Efficient green phosphor realized by Ce3+→Tb3+ energy transfer in Li3Sc2(PO4)3 for ultraviolet white light-emitting diodes

Abstract

A series of Ce³⁺/Tb³⁺ doped Li₃Sc₂(PO₄)₃ phosphors has been obtained using high temperature solid state reactions. Density functional theory (DFT) calculations using the CASTEP module have given an insight into the bandgap and electronic structures of the hosts. The phase formation and the crystal structure of the prepared samples were verified using X-ray diffraction and Rietveld structure refinement analysis. Samples singly doped with Ce³⁺ ions had an intense emission centered at 350 nm under UV light irradiation, while samples singly doped with Tb³⁺ ions exhibited a typical green emission under 230 nm irradiation.
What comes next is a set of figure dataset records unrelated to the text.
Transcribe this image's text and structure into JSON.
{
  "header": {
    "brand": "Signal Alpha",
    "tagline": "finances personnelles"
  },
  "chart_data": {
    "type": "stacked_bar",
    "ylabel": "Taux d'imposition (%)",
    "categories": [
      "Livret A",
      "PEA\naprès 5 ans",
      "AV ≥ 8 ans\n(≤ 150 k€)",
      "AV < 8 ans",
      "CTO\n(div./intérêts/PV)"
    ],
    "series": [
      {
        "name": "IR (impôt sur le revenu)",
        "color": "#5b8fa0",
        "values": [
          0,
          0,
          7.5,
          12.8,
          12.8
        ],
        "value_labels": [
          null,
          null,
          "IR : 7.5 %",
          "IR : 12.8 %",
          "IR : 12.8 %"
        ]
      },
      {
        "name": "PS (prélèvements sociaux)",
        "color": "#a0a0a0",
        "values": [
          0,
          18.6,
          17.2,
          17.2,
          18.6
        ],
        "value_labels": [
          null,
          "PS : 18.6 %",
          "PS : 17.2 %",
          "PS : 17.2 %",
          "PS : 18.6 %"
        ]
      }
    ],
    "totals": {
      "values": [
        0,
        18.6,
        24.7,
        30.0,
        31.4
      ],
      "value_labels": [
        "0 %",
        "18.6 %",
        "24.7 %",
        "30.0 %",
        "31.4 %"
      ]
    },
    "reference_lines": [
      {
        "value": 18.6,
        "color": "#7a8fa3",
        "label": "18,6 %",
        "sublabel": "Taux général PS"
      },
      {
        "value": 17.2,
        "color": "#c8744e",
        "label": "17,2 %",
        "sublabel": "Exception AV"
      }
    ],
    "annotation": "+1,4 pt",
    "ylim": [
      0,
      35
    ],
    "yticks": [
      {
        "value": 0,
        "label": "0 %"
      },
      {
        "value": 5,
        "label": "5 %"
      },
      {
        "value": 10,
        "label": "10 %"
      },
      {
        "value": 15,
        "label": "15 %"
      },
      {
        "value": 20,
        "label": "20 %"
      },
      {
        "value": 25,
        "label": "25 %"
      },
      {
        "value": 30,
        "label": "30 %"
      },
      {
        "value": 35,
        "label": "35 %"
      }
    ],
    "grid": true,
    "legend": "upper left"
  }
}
Efficient Ce³⁺→Tb³⁺ energy transfer can cause the Li₃Sc₂(PO₄)₃:Ce³⁺,Tb³⁺ samples to have an intense green emission at very low Tb³⁺ concentrations under 285 nm excitation, making Li₃Sc₂(PO₄)₃:Ce³⁺,Tb³⁺ an efficient UV-excited green phosphor. The mechanism and critical distance for Ce³⁺→Tb³⁺ energy transfer in the phosphor were determined by detailed luminescence decay curve analysis utilizing the I–H model. Moreover, a WLED device was fabricated using our prepared green phosphor.